À Bordighera, Pompeo Mariani reste le peintre qui fit attendre la reine. Marguerite de Savoie se présenta sans prévenir via Fontana Vecchia pour le féliciter du portrait qu'il avait fait d'Humbert Ier ; Mariani était en tenue de travail, il monta se changer, et quand il parut à la porte de la Specola la souveraine patientait depuis dix minutes. La visite se termina bien : le maître de maison en profita pour faire d'elle un portrait rapide, conservé aujourd'hui à l'Institut international d'études ligures.
À voir
La maison est née comme un cottage : en 1885, la comtesse Fanshawe la fit construire sur la colline par Charles Garnier, l'architecte de l'Opéra de Paris, un seul étage au-dessus du sous-sol, avec une grande fenêtre toujours en place. Mariani, neveu du peintre Mosè Bianchi, acheta en 1909 et appela aussitôt Luigi Broggi et Angelo Savoldi pour la surélever ; puis, en 1914, son ami Rodolfo Winter élargit l'aile nord-ouest et créa la terrasse sur la ville basse, la mer et la côte française, portant la villa à 600 m². À l'intérieur, le mobilier d'origine et les affaires du peintre : le salon lambrissé par Eugenio Quarti, la pendule offerte par Arturo Toscanini avec une scène de Turandot, la vitrine en laiton que Giovanni Lomazzi réalisa pour l'Exposition universelle de Paris de 1889, la chambre intacte avec les rasoirs et le talc restés sur la tablette.
Dans le jardin se dresse la Specola, l'atelier que Rodolfo Winter bâtit en 1911 : environ 250 m² de verrières et de lanterneau, pour avoir dedans la lumière du dehors. Au-dessus de l'entrée, la marquise en fer forgé d'Alessandro Mazzucotelli ; aux angles, un pinacle du Duomo de Milan et le portrait en bas-relief de la femme du peintre, Marcellina Caronni, signé Paolo Troubetzkoy. Dedans, la bibliothèque-bureau de Quarti encadre une fenêtre, une cheminée du XVIIIe siècle ferme la salle comme une abside, et au-dessus de la porte subsiste la mezzanine d'où l'on regardait le peintre travailler. Du jardin, un hectare pris aux anciens jardins Moreno, on retient surtout les oliviers taggiasca : deux d'entre eux, près de la Specola, sont estimés par les forestiers à quelque 500 ans.
La visite
La villa Mariani est une maison privée, pas un musée à horaires continus : la Specola abrite la Fondation Pompeo Mariani, avec l'exposition permanente des toiles du maître de maison et de celles de son oncle Mosè Bianchi, et les visites se conviennent à l'avance. Depuis 2008, la maison appartient à l'association des Demeures historiques italiennes et compte parmi les quelque 200 ateliers de peintres du XIXe et du XXe siècle encore visitables dans le monde ; les jardins font partie des Grandi Giardini Italiani. On monte par la via Fontana Vecchia, au-dessus du centre : comptez une bonne heure pour la maison, l'atelier et le parc.

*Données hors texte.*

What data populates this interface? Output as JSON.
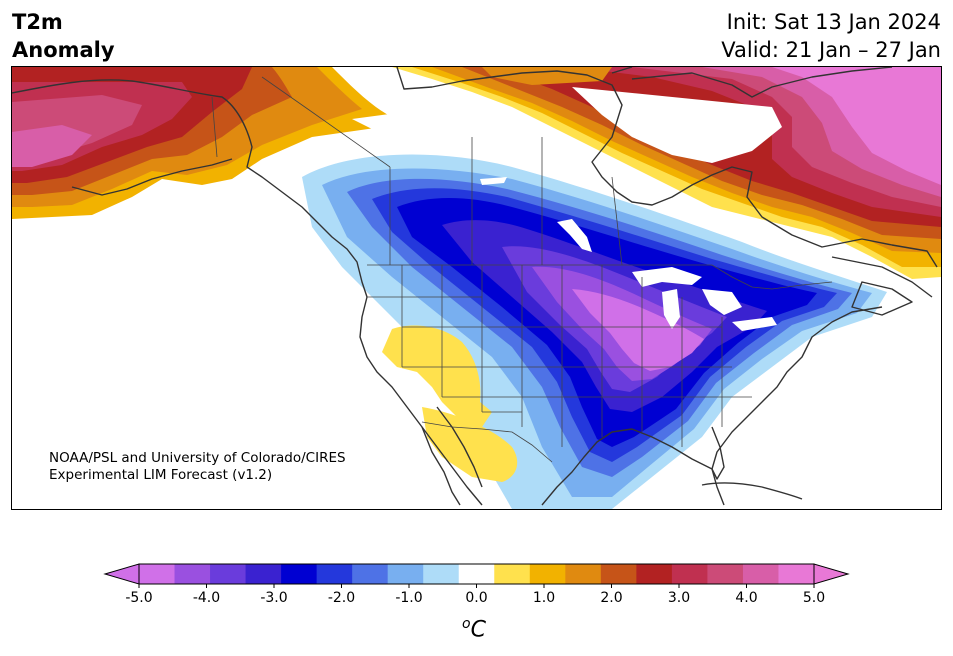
{
  "title": {
    "variable_line1": "T2m",
    "variable_line2": "Anomaly",
    "init": "Init: Sat 13 Jan 2024",
    "valid": "Valid: 21 Jan – 27 Jan"
  },
  "credit": {
    "line1": "NOAA/PSL and University of Colorado/CIRES",
    "line2": "Experimental LIM Forecast (v1.2)"
  },
  "colorbar": {
    "ticks": [
      "-5.0",
      "-4.0",
      "-3.0",
      "-2.0",
      "-1.0",
      "0.0",
      "1.0",
      "2.0",
      "3.0",
      "4.0",
      "5.0"
    ],
    "unit_sup": "o",
    "unit": "C",
    "colors": [
      "#d070e8",
      "#9a50e0",
      "#6a3cdc",
      "#3a22d0",
      "#0000d2",
      "#2438dc",
      "#4e72e6",
      "#78aff0",
      "#aedcf8",
      "#ffffff",
      "#ffe14d",
      "#f2b200",
      "#e08a10",
      "#c65418",
      "#b22222",
      "#c03050",
      "#cc4b78",
      "#d85ea8",
      "#e878d6"
    ],
    "min_color": "#d070e8",
    "max_color": "#e878d6"
  },
  "map": {
    "variable": "2-m temperature anomaly",
    "region": "North America",
    "land_color": "#ffffff",
    "border_color": "#333333"
  }
}
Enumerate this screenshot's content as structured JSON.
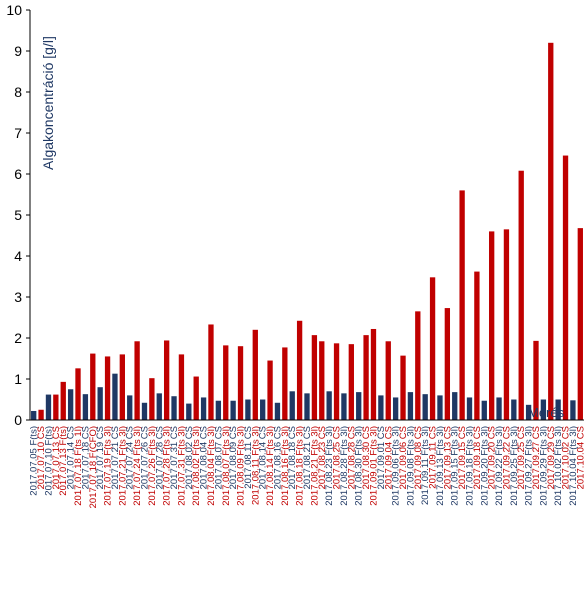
{
  "chart_data": {
    "type": "bar",
    "ylabel": "Algakoncentráció [g/l]",
    "xlabel": "Mérés",
    "ylim": [
      0,
      10
    ],
    "yticks": [
      0,
      1,
      2,
      3,
      4,
      5,
      6,
      7,
      8,
      9,
      10
    ],
    "grid": false,
    "legend": "none",
    "colors": {
      "blue": "#1f3864",
      "red": "#c00000"
    },
    "bars": [
      {
        "label": "2017.07.05 F(ts)",
        "value": 0.22,
        "series": "blue"
      },
      {
        "label": "2017.07.10 CS",
        "value": 0.25,
        "series": "red"
      },
      {
        "label": "2017.07.10 F(ts)",
        "value": 0.62,
        "series": "blue"
      },
      {
        "label": "2017.07.13 CS",
        "value": 0.62,
        "series": "red"
      },
      {
        "label": "2017.07.13 F(ts)",
        "value": 0.93,
        "series": "red"
      },
      {
        "label": "2017.07.14 CS",
        "value": 0.75,
        "series": "blue"
      },
      {
        "label": "2017.07.18 F(ts 1l)",
        "value": 1.26,
        "series": "red"
      },
      {
        "label": "2017.07.18 CS",
        "value": 0.63,
        "series": "blue"
      },
      {
        "label": "2017.07.18 F(CFO)",
        "value": 1.62,
        "series": "red"
      },
      {
        "label": "2017.07.19 CS",
        "value": 0.8,
        "series": "blue"
      },
      {
        "label": "2017.07.19 F(ts 3l)",
        "value": 1.55,
        "series": "red"
      },
      {
        "label": "2017.07.21 CS",
        "value": 1.13,
        "series": "blue"
      },
      {
        "label": "2017.07.21 F(ts 3l)",
        "value": 1.6,
        "series": "red"
      },
      {
        "label": "2017.07.24 CS",
        "value": 0.6,
        "series": "blue"
      },
      {
        "label": "2017.07.24 F(ts 3l)",
        "value": 1.92,
        "series": "red"
      },
      {
        "label": "2017.07.26 CS",
        "value": 0.42,
        "series": "blue"
      },
      {
        "label": "2017.07.26 F(ts 3l)",
        "value": 1.02,
        "series": "red"
      },
      {
        "label": "2017.07.28 CS",
        "value": 0.65,
        "series": "blue"
      },
      {
        "label": "2017.07.28 F(ts 3l)",
        "value": 1.94,
        "series": "red"
      },
      {
        "label": "2017.07.31 CS",
        "value": 0.58,
        "series": "blue"
      },
      {
        "label": "2017.07.31 F(ts 3l)",
        "value": 1.6,
        "series": "red"
      },
      {
        "label": "2017.08.02 CS",
        "value": 0.4,
        "series": "blue"
      },
      {
        "label": "2017.08.02 F(ts 3l)",
        "value": 1.06,
        "series": "red"
      },
      {
        "label": "2017.08.04 CS",
        "value": 0.55,
        "series": "blue"
      },
      {
        "label": "2017.08.04 F(ts 3l)",
        "value": 2.33,
        "series": "red"
      },
      {
        "label": "2017.08.07 CS",
        "value": 0.47,
        "series": "blue"
      },
      {
        "label": "2017.08.07 F(ts 3l)",
        "value": 1.82,
        "series": "red"
      },
      {
        "label": "2017.08.09 CS",
        "value": 0.47,
        "series": "blue"
      },
      {
        "label": "2017.08.09 F(ts 3l)",
        "value": 1.8,
        "series": "red"
      },
      {
        "label": "2017.08.11 CS",
        "value": 0.5,
        "series": "blue"
      },
      {
        "label": "2017.08.11 F(ts 3l)",
        "value": 2.2,
        "series": "red"
      },
      {
        "label": "2017.08.14 CS",
        "value": 0.5,
        "series": "blue"
      },
      {
        "label": "2017.08.14 F(ts 3l)",
        "value": 1.45,
        "series": "red"
      },
      {
        "label": "2017.08.16 CS",
        "value": 0.42,
        "series": "blue"
      },
      {
        "label": "2017.08.16 F(ts 3l)",
        "value": 1.77,
        "series": "red"
      },
      {
        "label": "2017.08.18 CS",
        "value": 0.7,
        "series": "blue"
      },
      {
        "label": "2017.08.18 F(ts 3l)",
        "value": 2.42,
        "series": "red"
      },
      {
        "label": "2017.08.21 CS",
        "value": 0.65,
        "series": "blue"
      },
      {
        "label": "2017.08.21 F(ts 3l)",
        "value": 2.07,
        "series": "red"
      },
      {
        "label": "2017.08.23 CS",
        "value": 1.92,
        "series": "red"
      },
      {
        "label": "2017.08.23 F(ts 3l)",
        "value": 0.7,
        "series": "blue"
      },
      {
        "label": "2017.08.25 CS",
        "value": 1.87,
        "series": "red"
      },
      {
        "label": "2017.08.28 F(ts 3l)",
        "value": 0.65,
        "series": "blue"
      },
      {
        "label": "2017.08.28 CS",
        "value": 1.85,
        "series": "red"
      },
      {
        "label": "2017.08.30 F(ts 3l)",
        "value": 0.68,
        "series": "blue"
      },
      {
        "label": "2017.08.30 CS",
        "value": 2.07,
        "series": "red"
      },
      {
        "label": "2017.09.01 F(ts 3l)",
        "value": 2.22,
        "series": "red"
      },
      {
        "label": "2017.09.01 CS",
        "value": 0.6,
        "series": "blue"
      },
      {
        "label": "2017.09.04 CS",
        "value": 1.92,
        "series": "red"
      },
      {
        "label": "2017.09.06 F(ts 3l)",
        "value": 0.55,
        "series": "blue"
      },
      {
        "label": "2017.09.06 CS",
        "value": 1.57,
        "series": "red"
      },
      {
        "label": "2017.09.08 F(ts 3l)",
        "value": 0.68,
        "series": "blue"
      },
      {
        "label": "2017.09.08 CS",
        "value": 2.65,
        "series": "red"
      },
      {
        "label": "2017.09.11 F(ts 3l)",
        "value": 0.63,
        "series": "blue"
      },
      {
        "label": "2017.09.11 CS",
        "value": 3.48,
        "series": "red"
      },
      {
        "label": "2017.09.13 F(ts 3l)",
        "value": 0.6,
        "series": "blue"
      },
      {
        "label": "2017.09.13 CS",
        "value": 2.73,
        "series": "red"
      },
      {
        "label": "2017.09.15 F(ts 3l)",
        "value": 0.68,
        "series": "blue"
      },
      {
        "label": "2017.09.15 CS",
        "value": 5.6,
        "series": "red"
      },
      {
        "label": "2017.09.18 F(ts 3l)",
        "value": 0.55,
        "series": "blue"
      },
      {
        "label": "2017.09.18 CS",
        "value": 3.62,
        "series": "red"
      },
      {
        "label": "2017.09.20 F(ts 3l)",
        "value": 0.47,
        "series": "blue"
      },
      {
        "label": "2017.09.20 CS",
        "value": 4.6,
        "series": "red"
      },
      {
        "label": "2017.09.22 F(ts 3l)",
        "value": 0.55,
        "series": "blue"
      },
      {
        "label": "2017.09.22 CS",
        "value": 4.65,
        "series": "red"
      },
      {
        "label": "2017.09.25 F(ts 3l)",
        "value": 0.5,
        "series": "blue"
      },
      {
        "label": "2017.09.25 CS",
        "value": 6.08,
        "series": "red"
      },
      {
        "label": "2017.09.27 F(ts 3l)",
        "value": 0.37,
        "series": "blue"
      },
      {
        "label": "2017.09.27 CS",
        "value": 1.93,
        "series": "red"
      },
      {
        "label": "2017.09.29 F(ts 3l)",
        "value": 0.5,
        "series": "blue"
      },
      {
        "label": "2017.09.29 CS",
        "value": 9.2,
        "series": "red"
      },
      {
        "label": "2017.10.02 F(ts 3l)",
        "value": 0.5,
        "series": "blue"
      },
      {
        "label": "2017.10.02 CS",
        "value": 6.45,
        "series": "red"
      },
      {
        "label": "2017.10.04 F(ts 3l)",
        "value": 0.48,
        "series": "blue"
      },
      {
        "label": "2017.10.04 CS",
        "value": 4.68,
        "series": "red"
      }
    ]
  }
}
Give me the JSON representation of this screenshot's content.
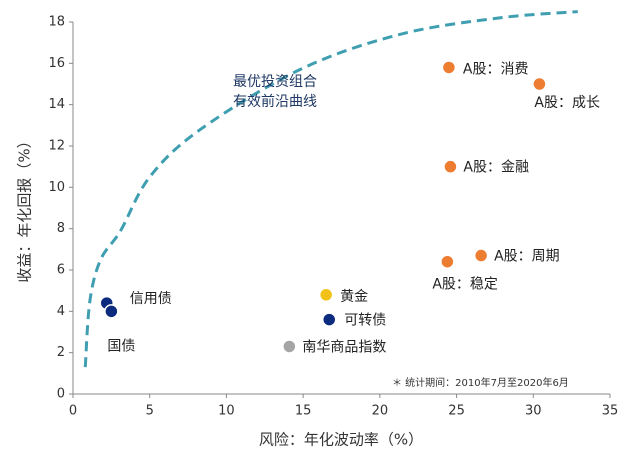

Le conseil de la rédaction
Cherchez l'olivier de Monet. Le peintre français passa par Bordighera en 1884 et travailla dans cette partie des anciens jardins Moreno : des panneaux reproduisent ses toiles à l'endroit exact où elles furent peintes, et l'arbre de l'Étude d'oliviers se reconnaît encore. Passez ensuite du côté sud de la villa et levez les yeux vers le garde-corps de la chambre de Mariani : Mazzucotelli y a laissé sa signature en fer, « Ave Mariani pictor celeberrime el to Lisander ferreé ».